The man who made the suicide machine famous, and who, by his count,
"helped" 130 cross the divide, appeared on the cover of Time magazine,
was the subject of endless documentaries and owned all the nightly
news shows. (I wrote about him for Esquire, Vanity Fair and the New
York Times.)

Thanks in large part to his flamboyant and brilliant lawyer, Geoffrey
Fieger, he was acquitted in trial after trial. Prosecutors gave up;
Kevorkian-style assisted suicide became de facto legal in metropolitan
Detroit. Then he got reckless and fired his lawyer.

Next he performed "active euthanasia" on a dying man with Lou Gehrig’s
disease, videotaped the procedure, and sent the tape to Mike Wallace
at 60 Minutes.

Almost reluctantly, the authorities charged him with murder.

Kevorkian was totally incompetent as his own lawyer. He ranted about
Thomas Jefferson and ancient Rome.

In his summary, Kevorkian pointed a boney finger at the jury. "Do I
look like a mass murder to you?" he yelled. Well, come to think of it
… He was convicted of second-degree murder. He grinned. "Now I’ve
got them right where I want them," he said. He thought the public
would demand his release. He was wrong. They forgot him.

That’s not to say he didn’t have an impact. The hospice movement
flourished as an alternative to inhaling gas in a rusty van.

Doctors have become far more willing to give their patients proper
pain medication, especially when they’re dying.

His candidacy is a cry for attention from someone the world has
passed by.

That doesn’t mean Kevorkian was altogether wrong. Most of his patients
were rational, competent and educated, including a physician with
bone cancer, and had concluded it was time for them to go. That was
why juries acquitted Kevorkian.

Yet his antics eventually put people off. "We came to realize this
was about his own psychological needs, not the patients," the sister
of one of his early suicides told me.

Why would he want to be in Congress? Essentially, he has become a
libertarian. (He has only voted twice in his life — for Fieger for
governor and for a libertarian running for president.)

His main cause is the somewhat obscure ninth amendment to the
constitution: "The enumeration in the constitution, of certain rights
shall not be construed to deny or disparage others retained by the
people."

Kevorkian sees that as protecting the right to seek assisted suicide
or choose not to wear a seatbelt while driving.
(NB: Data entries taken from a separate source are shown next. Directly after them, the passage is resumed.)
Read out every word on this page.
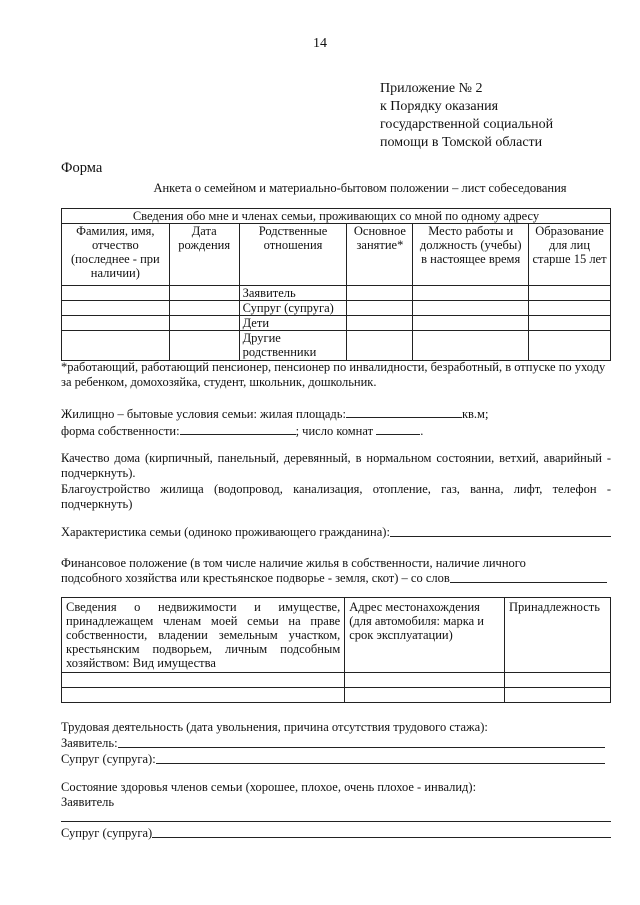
14
Приложение № 2
к Порядку оказания
государственной социальной
помощи в Томской области
Форма
Анкета о семейном и материально-бытовом положении – лист собеседования
Сведения обо мне и членах семьи, проживающих со мной по одному адресу					
Фамилия, имя, отчество (последнее - при наличии)	Дата рождения	Родственные отношения	Основное занятие*	Место работы и должность (учебы) в настоящее время	Образование для лиц старше 15 лет
		Заявитель			
		Супруг (супруга)			
		Дети			
		Другие родственники			
*работающий, работающий пенсионер, пенсионер по инвалидности, безработный, в отпуске по уходу за ребенком, домохозяйка, студент, школьник, дошкольник.
Жилищно – бытовые условия семьи: жилая площадь:	кв.м;
форма собственности:	; число комнат	.
Качество дома (кирпичный, панельный, деревянный, в нормальном состоянии, ветхий, аварийный - подчеркнуть).
Благоустройство жилища (водопровод, канализация, отопление, газ, ванна, лифт, телефон - подчеркнуть)
Характеристика семьи (одиноко проживающего гражданина):
Финансовое положение (в том числе наличие жилья в собственности, наличие личного
подсобного хозяйства или крестьянское подворье - земля, скот) – со слов
Сведения о недвижимости и имуществе, принадлежащем членам моей семьи на праве собственности, владении земельным участком, крестьянским подворьем, личным подсобным хозяйством: Вид имущества	Адрес местонахождения (для автомобиля: марка и срок эксплуатации)	Принадлежность

Трудовая деятельность (дата увольнения, причина отсутствия трудового стажа):
Заявитель:
Супруг (супруга):
Состояние здоровья членов семьи (хорошее, плохое, очень плохое - инвалид):
Заявитель
Супруг (супруга)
Democrats were initially dismayed by his candidacy. They are gearing
up to spend millions on behalf of Gary Peters, who is challenging
longtime U.S. Rep. Joe Knollenberg.

Kevorkian might take some anti-Knollenberg votes. But in order to get
on the ballot, he needs 3,000 valid signatures on official petitions
by July. The odds are against him doing that by himself. The odds
against him staying focused on the task are even longer. What he
might consider is that sometimes, wisdom doesn’t lie in trying to
extend your moment of fame. Sometimes, you need to know when to retire
gracefully from the field.

Jack Lessenberry, a member of Wayne State University’s journalism
faculty, writes on issues and people in Michigan.